Nick: There’s a comic-story layer and a story-about-the-comic-the-kids-are-writing layer, and their superhero, Doby, gets pulled from one layer to the other. It looked like people from the comic-story layer think Doby’s dead and the pages with art are of the funeral. An interesting element of this book is that you’re asked to imagine all of the visuals, but the book then goes ahead and fills you in on what the kids’ comic book characters really look like. Totally in line with your point about Jones needing to go back and explain his story. I did notice a couple of things in the book that might be references. At the funeral, a girl’s boots remind me of the Infinity Gauntlet, which will be familiar to fans of Marvel comics. The number #52 was scribbled in a couple of places, which could be a reference to a DC comics series called “52” that came after a mini-series called “Infinite Crisis” which was a sequel to “Crisis on Infinite Earths.” The point of these books was to unravel decades of messy backstories, crossovers, and side plots put together by hundreds of DC comic writers across all the different superhero series. Appropriate to reference in a book that seems to be trying to conjure a sense of deep backstory for characters we only meet briefly. The framing device seems to be the star of the show here, the comic artists’ template complete with coffee stains and such. It was interesting to see the thought process of Jones trying to figure out how to fill the space on the page with words, but do you think it carried the book?


Melanie: I loved the concept, but found no story and then was further confused when Jones wrote what My Hero was supposed to be about . . . of which I saw no traces. I would guess the audience is graduate students in an experimental fiction class. Plus, it’s a hardcover book, which limits the audience further due to the cost. Why not publish it like a comic book?
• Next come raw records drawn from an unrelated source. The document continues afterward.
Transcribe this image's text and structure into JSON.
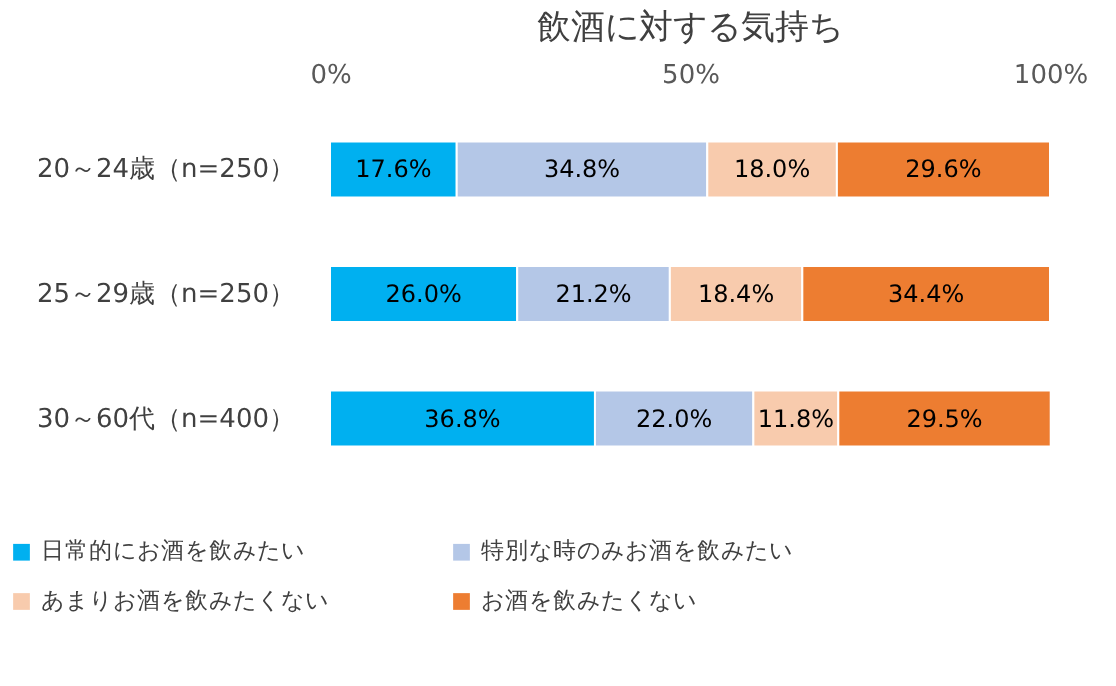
{
  "chart_data": {
    "type": "bar",
    "title": "飲酒に対する気持ち",
    "orientation": "horizontal",
    "stacked": true,
    "categories": [
      "20～24歳（n=250）",
      "25～29歳（n=250）",
      "30～60代（n=400）"
    ],
    "series": [
      {
        "name": "日常的にお酒を飲みたい",
        "color": "#00b0f0",
        "values": [
          17.6,
          26.0,
          36.8
        ],
        "value_labels": [
          "17.6%",
          "26.0%",
          "36.8%"
        ]
      },
      {
        "name": "特別な時のみお酒を飲みたい",
        "color": "#b4c7e7",
        "values": [
          34.8,
          21.2,
          22.0
        ],
        "value_labels": [
          "34.8%",
          "21.2%",
          "22.0%"
        ]
      },
      {
        "name": "あまりお酒を飲みたくない",
        "color": "#f8cbad",
        "values": [
          18.0,
          18.4,
          11.8
        ],
        "value_labels": [
          "18.0%",
          "18.4%",
          "11.8%"
        ]
      },
      {
        "name": "お酒を飲みたくない",
        "color": "#ed7d31",
        "values": [
          29.6,
          34.4,
          29.5
        ],
        "value_labels": [
          "29.6%",
          "34.4%",
          "29.5%"
        ]
      }
    ],
    "xlim": [
      0,
      100
    ],
    "xticks": [
      {
        "value": 0,
        "label": "0%"
      },
      {
        "value": 50,
        "label": "50%"
      },
      {
        "value": 100,
        "label": "100%"
      }
    ],
    "legend": "bottom",
    "grid": false
  }
}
Nick: I don’t think superhero fans will find much in this book, but it may be interesting if you are trying to approach comics from an academic perspective - especially if you’re a fan of Jones’ fiction. If you set aside the bits of plot and look to how Jones, as a novelist, works through the process of plotting out a superhero comic, you can sort’ve pick out where he’s was going with this book, but ultimately Jones all but admits this was a pile of notes published as a book by Hex Publishers, which seeks to promote genre comics from voices outside of the mainstream. But, I don’t think My Hero would find a publisher if it wasn’t carried by the name of the author.